Don’t it always seem to go
That you don’t know what you’ve got
‘Til it’s gone
They deposed the king
And put up a parking lot
Life imitates a (slightly modified) Joni Mitchell song?
Scientists announced Monday that they had found the monarch’s 500-year-old remains under a parking lot in the city of Leicester—a discovery Richard’s fans say will rewrite the history books.
University of Leicester researchers say tests on a battle-scarred skeleton unearthed last year prove “beyond reasonable doubt” that it is the king, who died at the Battle of Bosworth Field in 1485, and whose remains have been missing for centuries.
“Richard III, the last Plantaganet King of England, has been found,” said the university’s deputy registrar, Richard Taylor.
Bone specialist Jo Appleby said study of the bones provided “a highly convincing case for identification of Richard III.”
Richard III ruled England between 1483 and 1485, during the decades-long tussle over the throne known as the Wars of the Roses. His brief reign saw liberal reforms, including introduction of the right to bail and the lifting of restrictions on books and printing presses.
His rule was challenged, and he was defeated and killed by the army of Henry Tudor, who took the throne as King Henry VII.
The [Richard III] Society’s Philippa Langley, who helped launch the search for the king, said she could scarcely believe her quest had paid off.
“Everyone thought that I was mad,” she said. “It’s not the easiest pitch in the world, to look for a king under a council car park.”
Now, she said, “a wind of change is blowing, one that will seek out the truth about the real Richard III.”
For centuries, the location of Richard’s body has been unknown. Records say he was buried by the Franciscan monks of Grey Friars at their church in Leicester, 100 miles (160 kilometers) north of London. The church was closed and dismantled after King Henry VIII dissolved the monasteries in 1538, and its location eventually was forgotten.

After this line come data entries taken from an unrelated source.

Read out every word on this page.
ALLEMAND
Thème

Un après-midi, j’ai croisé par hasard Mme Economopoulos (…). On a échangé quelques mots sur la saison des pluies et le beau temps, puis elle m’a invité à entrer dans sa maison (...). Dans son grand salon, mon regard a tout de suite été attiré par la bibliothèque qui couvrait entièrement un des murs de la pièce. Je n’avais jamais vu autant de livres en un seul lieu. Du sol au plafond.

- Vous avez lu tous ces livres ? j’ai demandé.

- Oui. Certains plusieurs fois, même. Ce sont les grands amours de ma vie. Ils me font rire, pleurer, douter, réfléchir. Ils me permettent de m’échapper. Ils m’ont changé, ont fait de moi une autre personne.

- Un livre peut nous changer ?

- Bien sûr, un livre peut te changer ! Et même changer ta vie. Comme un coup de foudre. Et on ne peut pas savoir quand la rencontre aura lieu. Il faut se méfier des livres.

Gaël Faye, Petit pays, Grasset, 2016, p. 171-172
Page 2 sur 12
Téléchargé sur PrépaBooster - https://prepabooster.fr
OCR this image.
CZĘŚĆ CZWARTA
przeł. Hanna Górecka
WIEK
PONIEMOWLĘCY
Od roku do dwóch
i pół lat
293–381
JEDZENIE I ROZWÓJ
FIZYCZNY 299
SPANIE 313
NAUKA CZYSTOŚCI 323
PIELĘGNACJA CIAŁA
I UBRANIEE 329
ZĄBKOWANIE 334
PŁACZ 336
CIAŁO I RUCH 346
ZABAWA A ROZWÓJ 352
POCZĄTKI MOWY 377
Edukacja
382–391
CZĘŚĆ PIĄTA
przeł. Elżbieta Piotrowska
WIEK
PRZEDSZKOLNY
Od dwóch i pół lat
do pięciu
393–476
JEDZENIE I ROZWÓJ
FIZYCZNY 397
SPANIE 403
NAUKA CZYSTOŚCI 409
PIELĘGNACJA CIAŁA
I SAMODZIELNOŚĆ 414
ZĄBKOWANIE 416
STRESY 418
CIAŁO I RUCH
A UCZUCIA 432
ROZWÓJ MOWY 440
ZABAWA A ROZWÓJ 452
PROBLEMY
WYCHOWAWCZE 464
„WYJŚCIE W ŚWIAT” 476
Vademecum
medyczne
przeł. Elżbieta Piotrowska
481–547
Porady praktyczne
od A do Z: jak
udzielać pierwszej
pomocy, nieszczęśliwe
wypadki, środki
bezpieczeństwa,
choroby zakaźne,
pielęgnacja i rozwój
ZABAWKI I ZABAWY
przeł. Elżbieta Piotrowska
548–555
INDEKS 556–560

Then, last September, archaeologists searching for Richard dug up the skeleton of an adult male who appeared to have died in battle.
Appleby said the 10 injuries to the body were inflicted by weapons like swords, daggers and halberds and were consistent with accounts of Richard being struck down in battle—his helmet knocked from his head—before his body was stripped naked and flung over the back of a horse in disgrace.
She said some scars, including a knife wound to the buttock, bore the hallmarks of “humiliation injuries” inflicted after death.
The remains also displayed signs of scoliosis, which is a form of spinal curvature, consistent with contemporary accounts of Richard’s appearance, though not with Shakespeare’s description of him as “deform’d, unfinished,” hunchback.
Pretty amazing, really. I’m not sure that the “humiliation injuries” stuff isn’t mostly conjecture; to a foot soldier with a knife, a buttock is about as high as he could reach a man on a horse.
Did you see the photo of the skeleton? That was some severe scoliosis. I’m surprised he could fight at all.
From what I read, his body was… sodomized.. with a sword.